Turmoil in the Church

MALTA
Times of Malta

Wednesday, August 27, 2014 by Martin Scicluna

It has been a great sadness to those who love the Maltese Church to see its dirty linen being exposed so ruthlessly to public gaze. While commentators – outsiders like me – have long spoken of the need for the Maltese Church to renew itself after the debacle of the divorce referendum, those who have been at the forefront of working within the Church to save it from itself have previously held their counsel. As they should.

Loyalty to any leader or organisation is an essential quality. Loyalty should flow upwards to a leader, as well as downwards to subordinates. This does not mean that members of an organisation (including the Church) should not express their views clearly and frankly within it. But when a decision has been reached – even a decision to do nothing – it should be fully supported and public criticism should not then follow. Internal dissent properly expressed is all part of the clash of ideas that are healthy in an organisation. Public dissent that undermines the leadership, however, is destructive and self-defeating.

For reasons best known to him, one priest, who is also, like me, a commentator on the public scene, felt it incumbent, “as an act of conscience”, to state publicly what most who have been following the Maltese Church for the last few years were well aware of: that the Archbishop was not giving the Church the leadership it desperately needed.

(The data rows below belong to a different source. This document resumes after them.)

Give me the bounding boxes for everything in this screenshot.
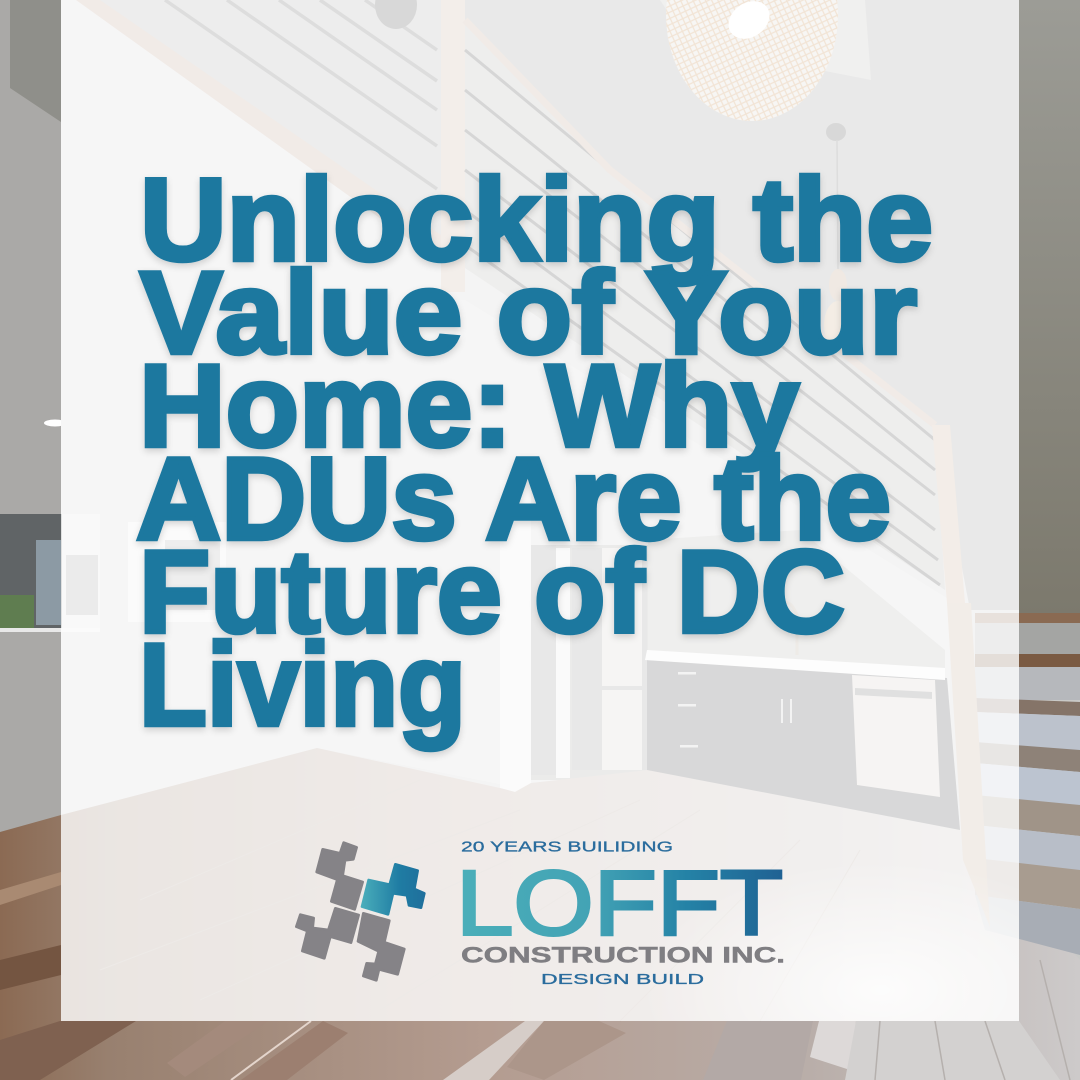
title: Home: Why [139, 340, 799, 471]
left wall strip [0, 0, 61, 1021]
pendant lamp [660, 0, 871, 121]
logo design build: DESIGN BUILD [541, 971, 704, 988]
title: Future of DC [139, 526, 845, 657]
cabinet handles [678, 672, 792, 748]
floor [0, 748, 1080, 1080]
ceiling light left [44, 420, 66, 426]
windows [0, 514, 100, 629]
handrail [465, 20, 935, 425]
logo subtitle: CONSTRUCTION INC. [461, 942, 785, 968]
faucet [782, 602, 797, 655]
floor planks [0, 780, 1070, 1080]
cable rails left [165, 0, 437, 189]
fridge [572, 548, 647, 770]
logo icon [296, 843, 424, 980]
ceiling [465, 0, 1080, 610]
cabinets [647, 660, 960, 830]
title: Value of Your [140, 247, 917, 378]
title: ADUs Are the [136, 433, 891, 564]
title [136, 154, 933, 750]
logo: Lofft Construction [296, 838, 785, 988]
title: Unlocking the [140, 154, 933, 285]
recess behind kitchen [530, 545, 648, 780]
right wall strip [1019, 0, 1080, 614]
post [441, 0, 465, 292]
logo wordmark: LOFFT [456, 852, 783, 954]
pillar [500, 480, 531, 792]
logo tagline: 20 YEARS BUILIDING [461, 838, 673, 856]
dishwasher [852, 675, 940, 797]
backsplash under stairs [648, 530, 945, 680]
cable rails right [465, 50, 940, 585]
stair stringer band [76, 0, 441, 262]
stair treads and risers [975, 613, 1080, 955]
ceiling fixture [375, 0, 417, 29]
railing region right of post [465, 20, 945, 590]
small pendant [824, 123, 852, 349]
newel and handrail [932, 425, 965, 603]
title: Living [139, 619, 466, 750]
counter [645, 650, 945, 680]
bright light wash on floor [760, 926, 938, 1021]
lower bright wall [61, 0, 950, 815]
stair wall above band [80, 0, 441, 252]
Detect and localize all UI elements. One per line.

This public act of disloyalty – albeit no doubt well-intentioned – led inevitably to a passionate response from a most respected academic close to the Church, accusing the priest and others of “crucifying” the Archbishop (for English speakers, the word “crucify” here is translated from the Maltese, meaning “dragging the Archbishop through the dirt”). Moreover, he accused the priest who had first broken the story of being driven by local politics: an old-fashioned Nationalist Party agenda which placed him at loggerheads with the Archbishop’s (correct) non-political stance on public issues.